Because we developed a method capable of detecting percutaneous DHT
administration (3), we wanted to investigate the
robustness of the test by studying how well these markers were suited
to the detection of DHT doping when other routes of administration were
used. Oral administration may be convenient for the cheater, but for
steroids that are produced endogenously, it is not the ideal route of
delivery because of extensive first-pass metabolism. Nevertheless, DHT
may be taken orally by some sports competitors, and some work has been
done in this area (4)(5). First-pass
metabolism can be circumvented by administering formulations designed
for sublingual absorption, but nonetheless some of the dose may be
swallowed. Investigations into the changes in the urinary steroid
profile after sublingual application to four male volunteers
(6)(7) concluded that DHT/E,
5-Adiol/5ß-Adiol, and androsterone/etiocholanolone (A/E) were
suitable parameters of detection.
Intramuscular administration and, in particular, injection of esterified compounds prolong the activity of steroids because of a depot effect. Investigations of the possible clinical use of crystalline DHT (8) and DHT heptanoate (9) found that intramuscular injection gave a prompt and sustained increase in DHT, and concluded that such preparations could provide an effective and convenient method of replacement therapy. Such a future clinical use would increase the risk of underground availability of licensed DHT compounds. Even without such a supply, esters of DHT would be relatively simple to synthesize by the underground chemist and could easily be formulated for intramuscular delivery.

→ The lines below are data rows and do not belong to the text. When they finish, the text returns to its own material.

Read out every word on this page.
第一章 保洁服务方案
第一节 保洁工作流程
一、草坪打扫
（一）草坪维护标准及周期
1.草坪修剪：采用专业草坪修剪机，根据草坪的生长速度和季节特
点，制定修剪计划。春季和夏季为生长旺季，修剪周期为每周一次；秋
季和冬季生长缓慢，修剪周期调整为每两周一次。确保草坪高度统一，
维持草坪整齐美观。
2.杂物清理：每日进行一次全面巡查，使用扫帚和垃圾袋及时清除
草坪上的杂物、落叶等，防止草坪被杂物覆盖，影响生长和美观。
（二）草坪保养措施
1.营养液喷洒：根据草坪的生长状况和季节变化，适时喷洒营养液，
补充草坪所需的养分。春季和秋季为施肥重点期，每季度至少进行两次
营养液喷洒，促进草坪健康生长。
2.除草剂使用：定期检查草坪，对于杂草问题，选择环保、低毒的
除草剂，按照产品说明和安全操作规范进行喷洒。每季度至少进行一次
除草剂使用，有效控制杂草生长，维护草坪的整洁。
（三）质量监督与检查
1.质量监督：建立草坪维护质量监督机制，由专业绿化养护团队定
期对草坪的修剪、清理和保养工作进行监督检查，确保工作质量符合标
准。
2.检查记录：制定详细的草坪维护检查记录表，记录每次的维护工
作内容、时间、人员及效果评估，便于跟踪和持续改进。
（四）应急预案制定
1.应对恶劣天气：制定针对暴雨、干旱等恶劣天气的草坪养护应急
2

In a previous pilot study (2) to detect DHT abuse in the
field of sports, two male volunteers were injected intramuscularly with
DHT heptanoate, and the subsequent perturbations in the urinary hormone
ratios were evaluated with the use of peak height abundances, as
determined by GC-MS. Our primary objective in this study was to
quantify by GC-MS the changes in urinary steroid concentrations and
hormone concentration ratios after intramuscular administration of DHT
heptanoate to six men. We formulated a dose of 250 mg, equivalent in
mass to licensed formulations of T heptanoate, e.g.,
Primoteston®. For synthesis of the heptanoate ester,
5-DHT was reacted with heptanoyl chloride rather than heptanoic
anhydride to eliminate the possibility of heptanoic acid being
generated in the reaction. For quantification of urinary hormones a
mixture of internal standards was used, as described previously
(3), although a trideuterated analog of 5-DHT
(D3-DHT), synthesized by hydrogenation of D3-T
as described herein, was also included.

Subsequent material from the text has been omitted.